Autore Camillo, Musumeci Maria Beatrice
Department of Clinical and Molecular Medicine, Sapienza University of Rome, Rome, Italy.
Eur Heart J Suppl. 2020 Nov 18;22(Suppl L):L11-L14. doi: 10.1093/eurheartj/suaa125. eCollection 2020 Nov.

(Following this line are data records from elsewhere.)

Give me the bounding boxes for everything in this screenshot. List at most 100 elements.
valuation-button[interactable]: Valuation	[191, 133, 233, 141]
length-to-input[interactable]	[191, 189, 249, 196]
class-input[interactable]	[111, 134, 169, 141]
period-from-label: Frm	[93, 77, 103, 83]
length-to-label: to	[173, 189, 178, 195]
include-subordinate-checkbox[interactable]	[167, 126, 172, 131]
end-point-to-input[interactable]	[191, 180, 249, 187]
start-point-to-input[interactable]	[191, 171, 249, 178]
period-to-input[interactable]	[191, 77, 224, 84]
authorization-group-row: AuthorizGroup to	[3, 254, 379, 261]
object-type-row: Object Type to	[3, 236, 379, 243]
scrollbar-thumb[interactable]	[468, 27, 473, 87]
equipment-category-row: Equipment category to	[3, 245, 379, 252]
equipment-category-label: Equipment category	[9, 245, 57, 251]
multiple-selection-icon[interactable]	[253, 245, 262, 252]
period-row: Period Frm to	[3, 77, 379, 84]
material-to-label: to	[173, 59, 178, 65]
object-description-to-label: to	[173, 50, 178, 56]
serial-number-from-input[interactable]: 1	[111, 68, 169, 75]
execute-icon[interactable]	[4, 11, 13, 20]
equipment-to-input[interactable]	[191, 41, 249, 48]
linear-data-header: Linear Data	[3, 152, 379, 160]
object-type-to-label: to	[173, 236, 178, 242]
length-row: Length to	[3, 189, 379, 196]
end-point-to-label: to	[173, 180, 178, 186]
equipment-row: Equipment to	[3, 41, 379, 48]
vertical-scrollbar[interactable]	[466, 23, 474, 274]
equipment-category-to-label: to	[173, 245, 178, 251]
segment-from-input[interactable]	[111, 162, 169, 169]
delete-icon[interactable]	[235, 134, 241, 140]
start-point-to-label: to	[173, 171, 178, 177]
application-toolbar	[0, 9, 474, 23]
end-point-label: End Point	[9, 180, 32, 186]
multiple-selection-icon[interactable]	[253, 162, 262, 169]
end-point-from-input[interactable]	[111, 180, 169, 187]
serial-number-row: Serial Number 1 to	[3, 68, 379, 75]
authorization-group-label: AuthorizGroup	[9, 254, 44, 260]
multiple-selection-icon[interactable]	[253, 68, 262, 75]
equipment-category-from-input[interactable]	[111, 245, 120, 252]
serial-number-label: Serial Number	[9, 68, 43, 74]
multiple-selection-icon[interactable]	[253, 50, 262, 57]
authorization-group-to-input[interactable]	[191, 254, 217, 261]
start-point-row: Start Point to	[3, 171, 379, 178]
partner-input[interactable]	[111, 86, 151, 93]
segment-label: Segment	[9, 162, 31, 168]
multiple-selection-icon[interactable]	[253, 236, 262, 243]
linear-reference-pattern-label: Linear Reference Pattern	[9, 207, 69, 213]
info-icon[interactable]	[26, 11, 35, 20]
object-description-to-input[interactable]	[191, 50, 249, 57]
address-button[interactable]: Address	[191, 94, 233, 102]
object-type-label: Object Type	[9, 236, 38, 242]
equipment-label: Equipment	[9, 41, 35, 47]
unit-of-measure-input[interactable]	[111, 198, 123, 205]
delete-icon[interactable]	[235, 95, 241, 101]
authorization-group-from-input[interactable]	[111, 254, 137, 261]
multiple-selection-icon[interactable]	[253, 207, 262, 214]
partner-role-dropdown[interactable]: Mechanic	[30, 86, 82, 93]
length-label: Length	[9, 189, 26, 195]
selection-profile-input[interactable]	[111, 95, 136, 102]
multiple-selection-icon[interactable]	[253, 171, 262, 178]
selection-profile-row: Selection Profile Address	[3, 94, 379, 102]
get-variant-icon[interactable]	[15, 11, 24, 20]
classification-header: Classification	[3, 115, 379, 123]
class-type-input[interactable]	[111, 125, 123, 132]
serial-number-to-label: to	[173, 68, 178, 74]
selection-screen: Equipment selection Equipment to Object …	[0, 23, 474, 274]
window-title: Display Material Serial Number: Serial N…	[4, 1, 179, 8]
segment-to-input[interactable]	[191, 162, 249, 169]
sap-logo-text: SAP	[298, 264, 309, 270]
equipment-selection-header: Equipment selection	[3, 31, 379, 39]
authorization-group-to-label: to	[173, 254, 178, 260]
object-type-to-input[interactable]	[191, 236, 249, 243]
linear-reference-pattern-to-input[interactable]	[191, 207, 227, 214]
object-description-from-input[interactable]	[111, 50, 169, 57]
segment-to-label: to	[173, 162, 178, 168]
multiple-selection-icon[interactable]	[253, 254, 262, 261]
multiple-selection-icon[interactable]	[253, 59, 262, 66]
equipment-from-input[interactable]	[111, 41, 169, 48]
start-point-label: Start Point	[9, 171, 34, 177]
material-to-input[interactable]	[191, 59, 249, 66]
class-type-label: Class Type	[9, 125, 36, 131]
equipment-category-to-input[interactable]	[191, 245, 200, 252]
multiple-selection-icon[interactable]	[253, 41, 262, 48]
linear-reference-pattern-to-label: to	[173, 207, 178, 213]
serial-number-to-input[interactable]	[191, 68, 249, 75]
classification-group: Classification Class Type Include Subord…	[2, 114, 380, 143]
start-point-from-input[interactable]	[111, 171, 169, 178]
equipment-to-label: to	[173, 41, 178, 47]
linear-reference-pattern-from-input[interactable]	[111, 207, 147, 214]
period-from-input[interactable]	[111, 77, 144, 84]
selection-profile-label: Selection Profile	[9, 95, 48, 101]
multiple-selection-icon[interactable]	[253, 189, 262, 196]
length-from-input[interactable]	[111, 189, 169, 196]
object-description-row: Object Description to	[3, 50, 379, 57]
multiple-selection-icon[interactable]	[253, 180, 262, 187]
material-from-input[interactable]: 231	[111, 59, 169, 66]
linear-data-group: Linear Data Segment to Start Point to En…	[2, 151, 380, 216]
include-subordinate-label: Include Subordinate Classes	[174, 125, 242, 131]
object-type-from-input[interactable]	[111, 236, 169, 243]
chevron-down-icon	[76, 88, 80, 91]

In the early years of the disease recognition, hypertrophic cardiomyopathy (HCM) was viewed as an ominous disease with unfavourable prognosis and with an annual mortality between 4% and 6%. At that time, 73% of the patients reported in the literature came from only two referral centres. With the introduction of echocardiography, our understanding of HCM has improved and non-selected patient populations were assembled in several centres. A more benign prognostic profile was documented with an annual mortality rate of 1.5% or less. In the 2000s, important therapeutic interventions further improved the prognosis of patients with HCM: implantable-cardioverter defibrillator for prevention of sudden death, heart transplantation for treatment of severe refractory heart failure, and an extensive treatment with myectomy for relief of left ventricular outflow tract gradient. The natural history of HCM has changed substantially with contemporary treatment achieving an annual mortality rate less than 1% with extended longevity and a greatly improved quality of life.
在疾病被认识的早期,肥厚型心肌病(HCM)被视为一种预后不良的严重疾病,年死亡率在4%至6%之间。当时,文献报道的患者中73%仅来自两个转诊中心。随着超声心动图的引入,我们对HCM的认识有所提高,多个中心收集了未经过筛选的患者群体。记录显示其预后更为良性,年死亡率为1.5%或更低。在21世纪,重要的治疗干预措施进一步改善了HCM患者的预后:植入式心脏复律除颤器用于预防猝死,心脏移植用于治疗严重难治性心力衰竭,以及广泛开展心肌切除术以缓解左心室流出道梯度。随着当代治疗使年死亡率低于1%,寿命延长且生活质量大幅提高,HCM的自然病程已发生了显著变化。